Today’s Devotional
You remember the feeling. Maybe it was years ago, maybe months. You opened the Bible and something landed. You prayed and the silence felt full instead of empty. You walked into a Sunday morning and felt, for reasons you could not articulate, that you belonged there. Then, slowly, it cooled. The pages still turned but the words sat flat. The prayers became shorter, then rarer, then stopped carrying anything you recognized as real.
The psalmist writes, “Let the hearts of those who seek the Lord rejoice.” Notice what he does with that sentence. He does not say “let the hearts of those who have found the Lord rejoice.” He places the joy inside the seeking. The verb is present tense, ongoing, unfinished. The person he describes has not arrived anywhere. They are still moving, still looking, still reaching. And that, the psalmist says, is exactly where rejoicing lives.
This matters because most of us assume the joy left when the fire cooled. We treat spiritual dryness as evidence that something broke. But the verse makes a quieter, stranger claim: the act of seeking is itself the place where the heart comes back to life. You do not need to feel what you felt before. You need to keep looking for the one whose name is worth glorying in. The rejoicing is not a reward at the end of the search. It is woven into the searching.
Time to reflect
Before you move on, let these questions sit with you for a moment:
- When was the last time your faith felt alive, and what were you doing differently then?

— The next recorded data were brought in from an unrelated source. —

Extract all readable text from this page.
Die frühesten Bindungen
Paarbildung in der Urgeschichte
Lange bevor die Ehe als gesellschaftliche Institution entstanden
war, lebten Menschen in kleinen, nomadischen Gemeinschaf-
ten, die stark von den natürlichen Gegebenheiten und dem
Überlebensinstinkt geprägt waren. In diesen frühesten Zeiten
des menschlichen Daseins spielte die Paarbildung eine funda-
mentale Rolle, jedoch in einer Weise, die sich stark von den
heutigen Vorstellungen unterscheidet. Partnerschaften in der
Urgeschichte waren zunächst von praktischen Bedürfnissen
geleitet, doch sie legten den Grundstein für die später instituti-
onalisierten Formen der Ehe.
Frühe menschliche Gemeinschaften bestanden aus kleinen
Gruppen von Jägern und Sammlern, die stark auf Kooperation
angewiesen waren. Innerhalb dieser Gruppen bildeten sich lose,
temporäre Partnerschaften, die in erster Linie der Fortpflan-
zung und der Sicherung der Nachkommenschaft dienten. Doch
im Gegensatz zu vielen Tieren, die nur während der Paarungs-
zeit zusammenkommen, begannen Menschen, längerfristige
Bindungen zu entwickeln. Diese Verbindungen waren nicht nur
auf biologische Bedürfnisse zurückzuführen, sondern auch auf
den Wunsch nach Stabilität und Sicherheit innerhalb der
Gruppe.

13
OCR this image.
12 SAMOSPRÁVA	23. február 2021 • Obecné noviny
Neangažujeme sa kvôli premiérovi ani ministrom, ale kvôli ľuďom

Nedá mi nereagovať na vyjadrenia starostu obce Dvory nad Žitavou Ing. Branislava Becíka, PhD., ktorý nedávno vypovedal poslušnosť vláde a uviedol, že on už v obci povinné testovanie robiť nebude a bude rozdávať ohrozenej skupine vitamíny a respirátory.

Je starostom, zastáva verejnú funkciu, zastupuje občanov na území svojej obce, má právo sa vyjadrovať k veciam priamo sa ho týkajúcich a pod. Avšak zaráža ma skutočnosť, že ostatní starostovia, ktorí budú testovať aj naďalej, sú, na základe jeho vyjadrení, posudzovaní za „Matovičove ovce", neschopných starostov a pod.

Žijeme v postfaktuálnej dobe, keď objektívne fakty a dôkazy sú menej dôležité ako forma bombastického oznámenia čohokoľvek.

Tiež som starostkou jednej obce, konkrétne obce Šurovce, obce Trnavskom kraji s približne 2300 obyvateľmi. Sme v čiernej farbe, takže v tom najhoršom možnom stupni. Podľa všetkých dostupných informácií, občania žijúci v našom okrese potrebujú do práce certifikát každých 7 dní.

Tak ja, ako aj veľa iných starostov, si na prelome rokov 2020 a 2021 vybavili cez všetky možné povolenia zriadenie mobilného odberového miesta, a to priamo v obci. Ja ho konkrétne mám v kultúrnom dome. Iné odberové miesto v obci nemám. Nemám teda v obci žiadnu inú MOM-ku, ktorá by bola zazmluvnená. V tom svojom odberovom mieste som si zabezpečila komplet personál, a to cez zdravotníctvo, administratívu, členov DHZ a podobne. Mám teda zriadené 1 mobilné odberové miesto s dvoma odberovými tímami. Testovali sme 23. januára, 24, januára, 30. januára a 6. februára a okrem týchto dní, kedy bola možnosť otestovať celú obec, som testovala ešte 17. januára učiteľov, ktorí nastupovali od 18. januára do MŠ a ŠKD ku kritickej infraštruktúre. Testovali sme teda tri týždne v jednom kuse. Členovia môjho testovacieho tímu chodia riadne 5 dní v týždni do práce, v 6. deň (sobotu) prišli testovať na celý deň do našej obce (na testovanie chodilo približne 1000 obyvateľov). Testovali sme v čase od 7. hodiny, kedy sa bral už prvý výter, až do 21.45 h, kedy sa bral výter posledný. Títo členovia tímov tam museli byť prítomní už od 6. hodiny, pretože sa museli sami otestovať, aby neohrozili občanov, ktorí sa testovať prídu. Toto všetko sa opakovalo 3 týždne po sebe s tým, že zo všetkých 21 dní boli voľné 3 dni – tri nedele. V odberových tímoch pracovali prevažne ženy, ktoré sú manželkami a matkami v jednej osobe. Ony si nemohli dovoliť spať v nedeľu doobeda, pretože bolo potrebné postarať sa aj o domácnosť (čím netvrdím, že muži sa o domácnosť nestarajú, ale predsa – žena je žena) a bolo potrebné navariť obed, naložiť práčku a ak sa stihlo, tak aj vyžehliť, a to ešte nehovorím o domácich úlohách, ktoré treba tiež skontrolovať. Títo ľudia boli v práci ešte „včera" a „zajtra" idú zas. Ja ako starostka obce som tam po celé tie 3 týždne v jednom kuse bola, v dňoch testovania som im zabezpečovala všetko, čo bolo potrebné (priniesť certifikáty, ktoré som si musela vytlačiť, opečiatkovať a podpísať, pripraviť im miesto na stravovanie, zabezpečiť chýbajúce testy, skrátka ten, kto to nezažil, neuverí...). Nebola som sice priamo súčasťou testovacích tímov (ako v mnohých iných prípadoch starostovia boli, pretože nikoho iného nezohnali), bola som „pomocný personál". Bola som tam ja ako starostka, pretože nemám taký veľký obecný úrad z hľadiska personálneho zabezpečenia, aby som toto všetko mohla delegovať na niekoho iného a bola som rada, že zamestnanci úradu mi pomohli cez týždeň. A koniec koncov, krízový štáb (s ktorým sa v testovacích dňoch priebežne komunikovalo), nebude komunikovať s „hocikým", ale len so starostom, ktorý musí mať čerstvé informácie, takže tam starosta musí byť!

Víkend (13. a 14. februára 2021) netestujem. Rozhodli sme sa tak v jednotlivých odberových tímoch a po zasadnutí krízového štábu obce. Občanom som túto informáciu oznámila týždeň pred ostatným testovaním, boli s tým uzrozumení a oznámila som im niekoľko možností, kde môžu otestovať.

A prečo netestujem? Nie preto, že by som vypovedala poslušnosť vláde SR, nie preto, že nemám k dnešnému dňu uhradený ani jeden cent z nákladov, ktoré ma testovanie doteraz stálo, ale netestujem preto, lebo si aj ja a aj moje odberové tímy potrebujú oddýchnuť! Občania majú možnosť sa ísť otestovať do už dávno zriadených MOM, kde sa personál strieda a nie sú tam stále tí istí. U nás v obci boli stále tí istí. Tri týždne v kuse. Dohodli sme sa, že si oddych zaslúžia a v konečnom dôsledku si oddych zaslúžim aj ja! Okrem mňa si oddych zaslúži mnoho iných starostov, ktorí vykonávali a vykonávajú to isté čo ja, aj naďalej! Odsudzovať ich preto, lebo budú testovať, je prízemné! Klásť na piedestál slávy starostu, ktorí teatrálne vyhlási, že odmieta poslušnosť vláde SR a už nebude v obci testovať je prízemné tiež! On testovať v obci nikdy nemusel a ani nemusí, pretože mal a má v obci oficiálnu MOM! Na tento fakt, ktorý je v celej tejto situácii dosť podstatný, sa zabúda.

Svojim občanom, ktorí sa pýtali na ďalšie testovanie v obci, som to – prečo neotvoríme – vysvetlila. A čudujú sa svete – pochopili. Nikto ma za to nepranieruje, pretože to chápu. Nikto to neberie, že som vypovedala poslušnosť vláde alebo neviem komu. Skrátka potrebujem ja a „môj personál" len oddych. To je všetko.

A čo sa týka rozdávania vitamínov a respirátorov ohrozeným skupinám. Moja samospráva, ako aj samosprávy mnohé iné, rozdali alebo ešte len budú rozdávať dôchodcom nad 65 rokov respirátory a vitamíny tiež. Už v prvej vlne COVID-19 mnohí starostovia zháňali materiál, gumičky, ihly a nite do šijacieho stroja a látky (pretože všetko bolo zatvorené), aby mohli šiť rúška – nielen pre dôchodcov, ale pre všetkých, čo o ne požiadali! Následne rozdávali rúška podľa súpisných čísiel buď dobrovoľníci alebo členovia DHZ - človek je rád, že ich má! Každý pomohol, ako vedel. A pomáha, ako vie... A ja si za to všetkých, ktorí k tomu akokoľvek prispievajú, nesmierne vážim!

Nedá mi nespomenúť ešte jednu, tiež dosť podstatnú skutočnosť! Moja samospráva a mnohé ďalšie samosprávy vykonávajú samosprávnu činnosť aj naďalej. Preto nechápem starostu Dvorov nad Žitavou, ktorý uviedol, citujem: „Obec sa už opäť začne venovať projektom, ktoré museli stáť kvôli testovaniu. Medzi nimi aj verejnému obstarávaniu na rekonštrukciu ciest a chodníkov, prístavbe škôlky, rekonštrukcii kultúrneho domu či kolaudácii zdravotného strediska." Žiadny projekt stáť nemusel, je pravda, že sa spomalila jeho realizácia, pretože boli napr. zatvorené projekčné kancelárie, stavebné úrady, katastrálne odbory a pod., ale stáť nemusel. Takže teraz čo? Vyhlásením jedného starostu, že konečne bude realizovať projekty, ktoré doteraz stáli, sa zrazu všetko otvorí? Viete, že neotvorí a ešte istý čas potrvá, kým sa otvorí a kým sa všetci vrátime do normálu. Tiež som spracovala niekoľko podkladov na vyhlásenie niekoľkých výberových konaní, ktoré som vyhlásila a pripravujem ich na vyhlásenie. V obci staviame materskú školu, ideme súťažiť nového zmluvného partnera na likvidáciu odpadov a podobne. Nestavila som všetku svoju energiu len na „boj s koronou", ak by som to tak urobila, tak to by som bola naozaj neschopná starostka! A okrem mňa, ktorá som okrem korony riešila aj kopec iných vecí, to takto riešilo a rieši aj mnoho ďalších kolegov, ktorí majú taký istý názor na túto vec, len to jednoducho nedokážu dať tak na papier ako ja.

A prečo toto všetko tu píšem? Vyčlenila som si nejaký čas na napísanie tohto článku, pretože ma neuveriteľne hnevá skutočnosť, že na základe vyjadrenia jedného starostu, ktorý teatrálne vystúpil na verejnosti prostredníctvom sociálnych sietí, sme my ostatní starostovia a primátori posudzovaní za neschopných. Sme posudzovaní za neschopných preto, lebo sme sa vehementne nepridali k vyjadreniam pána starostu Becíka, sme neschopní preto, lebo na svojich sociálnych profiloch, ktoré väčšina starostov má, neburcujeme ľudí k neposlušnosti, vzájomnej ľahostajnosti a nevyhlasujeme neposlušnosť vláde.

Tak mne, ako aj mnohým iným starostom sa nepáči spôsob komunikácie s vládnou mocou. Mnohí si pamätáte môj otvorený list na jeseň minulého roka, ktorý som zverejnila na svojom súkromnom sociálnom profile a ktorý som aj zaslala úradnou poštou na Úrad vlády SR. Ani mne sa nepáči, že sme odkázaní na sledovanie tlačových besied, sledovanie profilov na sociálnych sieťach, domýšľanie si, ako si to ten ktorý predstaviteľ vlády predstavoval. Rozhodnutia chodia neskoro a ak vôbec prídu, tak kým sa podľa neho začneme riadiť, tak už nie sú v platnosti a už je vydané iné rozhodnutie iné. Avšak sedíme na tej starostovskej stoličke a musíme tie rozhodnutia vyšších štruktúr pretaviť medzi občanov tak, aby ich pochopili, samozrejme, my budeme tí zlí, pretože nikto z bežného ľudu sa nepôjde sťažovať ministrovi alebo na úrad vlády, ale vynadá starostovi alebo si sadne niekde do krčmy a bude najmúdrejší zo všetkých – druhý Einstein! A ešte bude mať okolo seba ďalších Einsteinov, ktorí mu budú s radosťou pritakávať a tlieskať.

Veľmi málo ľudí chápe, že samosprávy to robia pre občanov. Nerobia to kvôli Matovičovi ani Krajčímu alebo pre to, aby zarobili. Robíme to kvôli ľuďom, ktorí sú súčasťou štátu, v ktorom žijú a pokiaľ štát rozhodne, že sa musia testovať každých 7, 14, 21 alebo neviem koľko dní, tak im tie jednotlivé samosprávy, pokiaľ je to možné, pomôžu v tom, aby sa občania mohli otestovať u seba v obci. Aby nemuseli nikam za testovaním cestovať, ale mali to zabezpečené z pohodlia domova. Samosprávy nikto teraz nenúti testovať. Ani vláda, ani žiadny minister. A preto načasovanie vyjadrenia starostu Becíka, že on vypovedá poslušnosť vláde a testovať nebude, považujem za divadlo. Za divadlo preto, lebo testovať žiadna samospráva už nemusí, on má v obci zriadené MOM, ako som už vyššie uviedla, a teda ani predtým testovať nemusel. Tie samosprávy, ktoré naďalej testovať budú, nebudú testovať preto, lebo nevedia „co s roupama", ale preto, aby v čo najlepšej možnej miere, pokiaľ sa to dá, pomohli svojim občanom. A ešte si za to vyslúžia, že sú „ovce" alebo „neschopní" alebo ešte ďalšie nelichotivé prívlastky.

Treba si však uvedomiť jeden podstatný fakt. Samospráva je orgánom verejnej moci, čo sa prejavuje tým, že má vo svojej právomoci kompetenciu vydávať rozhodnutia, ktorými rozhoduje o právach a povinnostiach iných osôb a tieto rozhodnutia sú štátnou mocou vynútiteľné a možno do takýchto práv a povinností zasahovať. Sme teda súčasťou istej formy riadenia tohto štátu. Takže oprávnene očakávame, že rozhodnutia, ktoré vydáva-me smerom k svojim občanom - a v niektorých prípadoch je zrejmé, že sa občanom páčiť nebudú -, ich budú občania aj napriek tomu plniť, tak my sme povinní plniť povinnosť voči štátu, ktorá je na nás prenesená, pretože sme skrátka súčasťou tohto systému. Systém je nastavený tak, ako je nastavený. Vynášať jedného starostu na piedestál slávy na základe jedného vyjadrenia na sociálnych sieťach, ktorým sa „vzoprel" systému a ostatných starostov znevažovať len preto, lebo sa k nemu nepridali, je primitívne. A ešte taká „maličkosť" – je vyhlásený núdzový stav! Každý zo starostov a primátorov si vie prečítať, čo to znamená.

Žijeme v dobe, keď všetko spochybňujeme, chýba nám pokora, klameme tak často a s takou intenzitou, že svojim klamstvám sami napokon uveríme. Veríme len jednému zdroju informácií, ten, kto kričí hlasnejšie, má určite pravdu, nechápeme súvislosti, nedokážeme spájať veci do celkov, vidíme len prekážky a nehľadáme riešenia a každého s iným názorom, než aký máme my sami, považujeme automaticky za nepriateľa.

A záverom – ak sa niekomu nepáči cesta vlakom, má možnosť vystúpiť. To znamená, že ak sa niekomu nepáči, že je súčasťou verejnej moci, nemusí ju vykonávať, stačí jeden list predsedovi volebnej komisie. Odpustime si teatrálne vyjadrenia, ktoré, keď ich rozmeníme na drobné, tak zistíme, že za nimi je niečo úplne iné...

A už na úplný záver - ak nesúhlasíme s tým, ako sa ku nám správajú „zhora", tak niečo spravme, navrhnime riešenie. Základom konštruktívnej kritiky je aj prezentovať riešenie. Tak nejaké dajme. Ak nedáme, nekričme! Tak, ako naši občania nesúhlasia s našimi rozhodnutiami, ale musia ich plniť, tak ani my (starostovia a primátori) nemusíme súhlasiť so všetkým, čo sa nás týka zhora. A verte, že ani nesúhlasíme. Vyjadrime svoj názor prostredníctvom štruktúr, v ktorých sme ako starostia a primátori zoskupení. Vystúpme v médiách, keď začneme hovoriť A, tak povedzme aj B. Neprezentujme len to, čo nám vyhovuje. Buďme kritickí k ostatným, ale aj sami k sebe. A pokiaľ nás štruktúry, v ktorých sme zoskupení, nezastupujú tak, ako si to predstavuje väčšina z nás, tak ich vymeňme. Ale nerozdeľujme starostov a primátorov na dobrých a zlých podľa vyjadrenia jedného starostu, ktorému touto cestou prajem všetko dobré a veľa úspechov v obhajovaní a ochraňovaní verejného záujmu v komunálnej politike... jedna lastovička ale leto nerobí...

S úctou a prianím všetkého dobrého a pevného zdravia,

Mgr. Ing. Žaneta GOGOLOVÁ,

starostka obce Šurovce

- Have you been waiting to feel something before you start seeking again, as if the feeling is what gives you permission?
- Is there a part of you that believes the cold season disqualified you from the warm one?
- What would it look like to seek God today with no expectation of a particular feeling, just the willingness to show up?
Prayer Of The Day
Lord, I will be honest with you. It has been quieter between us than it used to be, and I have not known whether the silence was mine or yours. I stopped reaching because I was not sure anything was there to reach for. But this verse tells me that the seeking itself is where you meet me, that rejoicing is not something I earn by arriving but something you give along the way. Teach me to glory in your name again, not with the faith I had before, but with the faith I am choosing now. Rekindle what has cooled. Meet me in the middle of the search. In Jesus’ name, we pray. Amen.
Strengthening Faith
Let these steps be the beginning of a new seeking, not a program to follow but a door to walk through:
- Open your Bible to Psalm 105 and read the first fifteen verses slowly, aloud if you can, letting the list of God’s works become personal.
- Set a five-minute timer tonight and sit in silence with one question: “What am I looking for when I look for you?”
- Write down, on paper, the last moment you remember feeling close to God. Be as specific as you can: where you were, what time of day, what you were doing.
- Tell someone you trust that you have been in a dry season. You do not need to explain it fully. Just say it out loud to another person.
- Tomorrow morning, before you check your phone, read one psalm. Any psalm. Let that be the first voice you hear.
- Choose one word from today’s verse, “glory,” “seek,” or “rejoice,” and carry it with you as a single-word prayer whenever your mind goes quiet today.
Today Wisdom
A fire that has gone to embers is not a fire that has gone out. The heat is still in the coals. One breath, one honest word directed upward, and the glow returns. Seeking is that breath. You have not lost what you think you lost. You only stopped breathing on it.